We'll use 8-bit quantization which is more stable on CPU than 4-bit.

In [None]:
from transformers import AutoModelForCausalLM, AutoTokenizer, BitsAndBytesConfig
import warnings
warnings.filterwarnings('ignore')

model_id = "meta-llama/Llama-3.2-1B"

print("Loading model with 8-bit quantization...")
print("This may take a few minutes on first run (downloading model)...\n")

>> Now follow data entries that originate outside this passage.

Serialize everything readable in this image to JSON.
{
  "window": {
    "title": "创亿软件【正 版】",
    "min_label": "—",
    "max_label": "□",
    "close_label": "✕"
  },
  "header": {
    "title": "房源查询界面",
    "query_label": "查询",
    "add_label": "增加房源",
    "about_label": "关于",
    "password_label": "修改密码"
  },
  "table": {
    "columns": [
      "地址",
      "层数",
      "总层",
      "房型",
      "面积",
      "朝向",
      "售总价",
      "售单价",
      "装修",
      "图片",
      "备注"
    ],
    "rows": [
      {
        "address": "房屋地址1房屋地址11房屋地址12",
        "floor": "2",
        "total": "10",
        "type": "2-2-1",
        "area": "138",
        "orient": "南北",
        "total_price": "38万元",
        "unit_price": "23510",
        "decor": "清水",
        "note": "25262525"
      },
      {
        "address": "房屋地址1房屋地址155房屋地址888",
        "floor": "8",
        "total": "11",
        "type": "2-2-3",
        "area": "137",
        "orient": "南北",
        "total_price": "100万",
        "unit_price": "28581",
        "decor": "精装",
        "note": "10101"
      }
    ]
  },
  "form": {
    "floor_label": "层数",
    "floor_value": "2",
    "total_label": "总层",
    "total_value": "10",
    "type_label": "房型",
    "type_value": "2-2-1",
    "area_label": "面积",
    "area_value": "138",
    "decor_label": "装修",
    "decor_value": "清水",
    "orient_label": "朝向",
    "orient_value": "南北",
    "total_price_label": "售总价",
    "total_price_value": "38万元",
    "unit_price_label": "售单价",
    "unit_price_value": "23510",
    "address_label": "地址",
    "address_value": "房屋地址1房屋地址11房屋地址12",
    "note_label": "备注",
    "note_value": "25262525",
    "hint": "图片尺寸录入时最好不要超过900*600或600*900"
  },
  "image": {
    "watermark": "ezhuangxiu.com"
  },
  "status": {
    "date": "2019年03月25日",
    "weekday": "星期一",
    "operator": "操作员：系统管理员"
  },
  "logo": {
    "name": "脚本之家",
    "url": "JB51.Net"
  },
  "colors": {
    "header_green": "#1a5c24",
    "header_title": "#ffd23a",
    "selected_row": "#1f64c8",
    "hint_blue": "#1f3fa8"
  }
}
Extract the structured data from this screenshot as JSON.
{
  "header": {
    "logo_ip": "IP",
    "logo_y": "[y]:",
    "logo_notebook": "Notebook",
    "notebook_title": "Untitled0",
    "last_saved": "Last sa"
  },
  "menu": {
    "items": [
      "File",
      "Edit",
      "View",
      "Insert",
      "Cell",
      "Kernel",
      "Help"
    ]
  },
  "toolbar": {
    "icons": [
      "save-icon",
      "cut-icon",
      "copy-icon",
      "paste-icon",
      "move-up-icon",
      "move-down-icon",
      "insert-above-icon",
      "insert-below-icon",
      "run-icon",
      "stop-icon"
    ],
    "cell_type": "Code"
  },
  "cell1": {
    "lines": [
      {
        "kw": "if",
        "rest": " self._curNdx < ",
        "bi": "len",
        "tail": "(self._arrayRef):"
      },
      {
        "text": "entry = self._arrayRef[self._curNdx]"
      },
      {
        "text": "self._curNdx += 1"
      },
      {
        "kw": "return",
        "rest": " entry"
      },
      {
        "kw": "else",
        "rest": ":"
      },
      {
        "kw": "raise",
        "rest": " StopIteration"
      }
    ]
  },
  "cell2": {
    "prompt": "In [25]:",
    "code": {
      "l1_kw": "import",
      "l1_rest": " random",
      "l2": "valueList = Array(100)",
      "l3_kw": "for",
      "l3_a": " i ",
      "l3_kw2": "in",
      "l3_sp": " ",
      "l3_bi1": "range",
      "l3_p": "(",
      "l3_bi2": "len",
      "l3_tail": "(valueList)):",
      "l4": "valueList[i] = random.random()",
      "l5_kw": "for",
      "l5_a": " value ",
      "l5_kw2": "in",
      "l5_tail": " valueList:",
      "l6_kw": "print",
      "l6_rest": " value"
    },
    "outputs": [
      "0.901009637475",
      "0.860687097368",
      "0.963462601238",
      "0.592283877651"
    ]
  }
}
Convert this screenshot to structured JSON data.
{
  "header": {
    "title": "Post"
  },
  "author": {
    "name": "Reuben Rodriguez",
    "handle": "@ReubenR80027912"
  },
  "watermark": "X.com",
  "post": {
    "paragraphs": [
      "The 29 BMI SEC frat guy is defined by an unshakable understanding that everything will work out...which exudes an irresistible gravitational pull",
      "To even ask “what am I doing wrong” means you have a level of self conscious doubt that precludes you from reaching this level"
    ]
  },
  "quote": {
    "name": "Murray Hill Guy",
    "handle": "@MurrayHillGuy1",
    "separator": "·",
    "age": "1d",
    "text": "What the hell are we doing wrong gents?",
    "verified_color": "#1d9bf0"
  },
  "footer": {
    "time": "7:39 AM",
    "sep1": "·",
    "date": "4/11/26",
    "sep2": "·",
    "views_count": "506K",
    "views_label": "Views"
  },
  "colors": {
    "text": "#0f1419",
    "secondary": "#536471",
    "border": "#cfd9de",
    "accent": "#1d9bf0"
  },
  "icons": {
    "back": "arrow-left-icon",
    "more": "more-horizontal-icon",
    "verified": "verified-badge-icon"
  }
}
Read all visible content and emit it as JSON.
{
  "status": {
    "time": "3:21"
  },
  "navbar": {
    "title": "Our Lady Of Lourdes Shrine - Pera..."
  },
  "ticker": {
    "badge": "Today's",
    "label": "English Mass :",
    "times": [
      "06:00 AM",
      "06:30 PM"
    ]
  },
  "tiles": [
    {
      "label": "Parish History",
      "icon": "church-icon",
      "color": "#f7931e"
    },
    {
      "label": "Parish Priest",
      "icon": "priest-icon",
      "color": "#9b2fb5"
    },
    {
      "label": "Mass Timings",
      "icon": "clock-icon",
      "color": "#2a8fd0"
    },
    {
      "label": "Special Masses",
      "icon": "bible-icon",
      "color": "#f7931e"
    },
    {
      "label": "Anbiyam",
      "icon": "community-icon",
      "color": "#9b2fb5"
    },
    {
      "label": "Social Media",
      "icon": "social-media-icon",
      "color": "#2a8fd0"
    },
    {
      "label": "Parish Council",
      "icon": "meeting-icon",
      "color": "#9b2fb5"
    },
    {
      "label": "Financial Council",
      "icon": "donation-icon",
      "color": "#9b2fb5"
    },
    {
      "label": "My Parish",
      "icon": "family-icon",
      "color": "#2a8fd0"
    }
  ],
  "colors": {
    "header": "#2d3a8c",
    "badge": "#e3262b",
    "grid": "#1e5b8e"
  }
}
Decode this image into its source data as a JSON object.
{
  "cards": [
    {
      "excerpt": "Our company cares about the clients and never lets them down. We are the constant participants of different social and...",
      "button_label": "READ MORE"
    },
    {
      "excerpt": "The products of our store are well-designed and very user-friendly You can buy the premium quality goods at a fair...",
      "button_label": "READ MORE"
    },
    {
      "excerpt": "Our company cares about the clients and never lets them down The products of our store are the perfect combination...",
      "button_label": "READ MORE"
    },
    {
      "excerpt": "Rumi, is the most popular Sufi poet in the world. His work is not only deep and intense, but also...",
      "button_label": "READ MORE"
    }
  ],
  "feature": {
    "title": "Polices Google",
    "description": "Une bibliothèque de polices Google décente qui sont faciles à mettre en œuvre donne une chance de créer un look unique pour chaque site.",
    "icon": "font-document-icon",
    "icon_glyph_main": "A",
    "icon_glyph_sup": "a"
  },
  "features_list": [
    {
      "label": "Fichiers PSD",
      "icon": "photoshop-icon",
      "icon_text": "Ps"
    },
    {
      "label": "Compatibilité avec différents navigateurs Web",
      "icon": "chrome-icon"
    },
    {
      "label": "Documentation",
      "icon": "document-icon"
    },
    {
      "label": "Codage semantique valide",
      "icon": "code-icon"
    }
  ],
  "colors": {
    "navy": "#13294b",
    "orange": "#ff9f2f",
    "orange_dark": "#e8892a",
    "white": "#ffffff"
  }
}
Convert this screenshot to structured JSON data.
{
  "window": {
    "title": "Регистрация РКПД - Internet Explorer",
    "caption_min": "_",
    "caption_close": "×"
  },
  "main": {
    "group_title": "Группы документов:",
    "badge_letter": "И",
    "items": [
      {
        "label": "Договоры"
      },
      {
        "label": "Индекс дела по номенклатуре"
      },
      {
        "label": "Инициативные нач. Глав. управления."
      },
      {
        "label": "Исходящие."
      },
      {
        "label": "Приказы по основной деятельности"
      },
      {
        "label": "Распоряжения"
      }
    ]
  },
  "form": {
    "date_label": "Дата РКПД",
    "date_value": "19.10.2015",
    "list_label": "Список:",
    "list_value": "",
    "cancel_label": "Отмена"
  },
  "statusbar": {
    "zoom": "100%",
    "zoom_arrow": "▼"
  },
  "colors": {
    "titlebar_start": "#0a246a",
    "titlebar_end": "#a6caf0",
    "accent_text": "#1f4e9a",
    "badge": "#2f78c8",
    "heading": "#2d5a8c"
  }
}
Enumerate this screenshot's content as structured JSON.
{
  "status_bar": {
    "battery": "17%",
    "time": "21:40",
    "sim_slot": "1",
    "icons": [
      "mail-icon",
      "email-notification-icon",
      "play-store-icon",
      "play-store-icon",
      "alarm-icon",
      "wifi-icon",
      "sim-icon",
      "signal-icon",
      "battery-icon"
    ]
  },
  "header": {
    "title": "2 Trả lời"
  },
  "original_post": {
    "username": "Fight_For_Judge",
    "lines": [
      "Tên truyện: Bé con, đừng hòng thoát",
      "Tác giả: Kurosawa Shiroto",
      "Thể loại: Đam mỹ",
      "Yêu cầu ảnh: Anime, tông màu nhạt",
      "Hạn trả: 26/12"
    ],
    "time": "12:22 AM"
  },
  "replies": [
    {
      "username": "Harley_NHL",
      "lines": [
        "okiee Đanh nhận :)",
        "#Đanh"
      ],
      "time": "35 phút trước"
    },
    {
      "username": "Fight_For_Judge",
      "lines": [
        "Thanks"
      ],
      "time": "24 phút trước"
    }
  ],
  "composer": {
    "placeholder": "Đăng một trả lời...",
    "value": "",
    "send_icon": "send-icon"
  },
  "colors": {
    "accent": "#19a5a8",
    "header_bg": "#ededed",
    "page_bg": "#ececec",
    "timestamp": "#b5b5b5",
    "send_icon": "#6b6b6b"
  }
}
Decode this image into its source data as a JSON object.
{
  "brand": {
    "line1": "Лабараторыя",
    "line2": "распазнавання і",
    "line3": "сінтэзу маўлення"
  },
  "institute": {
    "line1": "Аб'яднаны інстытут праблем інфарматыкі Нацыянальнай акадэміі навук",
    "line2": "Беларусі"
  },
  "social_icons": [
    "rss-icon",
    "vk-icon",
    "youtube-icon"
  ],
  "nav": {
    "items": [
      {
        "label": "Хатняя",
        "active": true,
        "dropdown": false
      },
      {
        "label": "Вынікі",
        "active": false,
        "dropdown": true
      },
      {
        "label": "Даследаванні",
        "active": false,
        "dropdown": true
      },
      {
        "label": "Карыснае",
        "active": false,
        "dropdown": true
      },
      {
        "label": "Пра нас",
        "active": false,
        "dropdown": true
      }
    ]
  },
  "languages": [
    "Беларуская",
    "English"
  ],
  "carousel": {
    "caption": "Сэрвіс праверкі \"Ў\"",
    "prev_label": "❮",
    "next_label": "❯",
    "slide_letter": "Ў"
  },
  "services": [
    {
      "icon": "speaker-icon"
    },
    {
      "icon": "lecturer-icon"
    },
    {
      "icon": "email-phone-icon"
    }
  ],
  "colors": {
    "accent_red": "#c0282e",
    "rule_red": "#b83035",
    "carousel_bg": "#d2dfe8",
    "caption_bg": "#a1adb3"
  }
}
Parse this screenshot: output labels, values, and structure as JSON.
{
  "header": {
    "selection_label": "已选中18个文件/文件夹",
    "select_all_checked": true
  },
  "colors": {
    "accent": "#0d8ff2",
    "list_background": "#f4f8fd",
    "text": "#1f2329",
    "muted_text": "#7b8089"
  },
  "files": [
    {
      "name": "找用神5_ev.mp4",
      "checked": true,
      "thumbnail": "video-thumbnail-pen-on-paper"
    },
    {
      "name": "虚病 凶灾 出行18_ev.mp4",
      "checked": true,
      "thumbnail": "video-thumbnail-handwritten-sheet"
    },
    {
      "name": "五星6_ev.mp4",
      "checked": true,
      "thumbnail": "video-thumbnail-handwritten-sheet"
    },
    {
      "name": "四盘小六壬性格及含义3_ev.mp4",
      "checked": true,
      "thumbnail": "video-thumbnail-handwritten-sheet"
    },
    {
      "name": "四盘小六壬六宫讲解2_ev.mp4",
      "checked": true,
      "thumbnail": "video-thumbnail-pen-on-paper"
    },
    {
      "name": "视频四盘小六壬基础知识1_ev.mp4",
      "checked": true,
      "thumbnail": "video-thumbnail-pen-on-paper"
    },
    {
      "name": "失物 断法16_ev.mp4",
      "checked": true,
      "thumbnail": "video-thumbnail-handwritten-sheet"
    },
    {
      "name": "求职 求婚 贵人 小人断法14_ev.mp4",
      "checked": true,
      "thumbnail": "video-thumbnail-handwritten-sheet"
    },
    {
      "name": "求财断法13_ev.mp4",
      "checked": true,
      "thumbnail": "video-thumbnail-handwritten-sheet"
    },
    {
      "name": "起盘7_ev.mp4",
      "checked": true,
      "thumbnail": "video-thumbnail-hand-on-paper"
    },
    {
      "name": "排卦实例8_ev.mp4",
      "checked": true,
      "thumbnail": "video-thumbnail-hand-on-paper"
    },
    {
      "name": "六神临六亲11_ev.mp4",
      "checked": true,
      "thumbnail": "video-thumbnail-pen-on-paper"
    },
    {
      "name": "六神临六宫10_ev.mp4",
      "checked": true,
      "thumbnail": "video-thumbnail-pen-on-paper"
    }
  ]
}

# Configure 8-bit quantization
quantization_config = BitsAndBytesConfig(
    load_in_8bit=True,
    llm_int8_threshold=6.0,
)

# Load model
model = AutoModelForCausalLM.from_pretrained(
    model_id,
    quantization_config=quantization_config,
    device_map="auto",
    trust_remote_code=True,
    low_cpu_mem_usage=True,
)

# Load tokenizer
tokenizer = AutoTokenizer.from_pretrained(model_id)
tokenizer.pad_token = tokenizer.eos_token
tokenizer.padding_side = "right"

print("✓ Model loaded successfully!")
print(f"\nModel size: {model.get_memory_footprint() / 1e9:.2f} GB")
print(f"Total parameters: {model.num_parameters() / 1e6:.0f}M")

## 5. Test Model Generation

Let's verify the model works by generating some text.

In [None]:
test_prompt = """Extract the project estimation from this BRD:

Business Requirements Document
Project: Mobile App Development

The project requires 3 developers for 8 weeks.
Estimated effort: 480 hours
Budget: $48,000

Answer in JSON format:"""

print("Testing model generation...\n")
print("Prompt:")
print("-" * 60)
print(test_prompt)
print("-" * 60)

# Generate
inputs = tokenizer(test_prompt, return_tensors="pt")
outputs = model.generate(
    **inputs,
    max_new_tokens=100,
    temperature=0.7,
    do_sample=True,
    pad_token_id=tokenizer.eos_token_id,
)

generated_text = tokenizer.decode(outputs[0], skip_special_tokens=True)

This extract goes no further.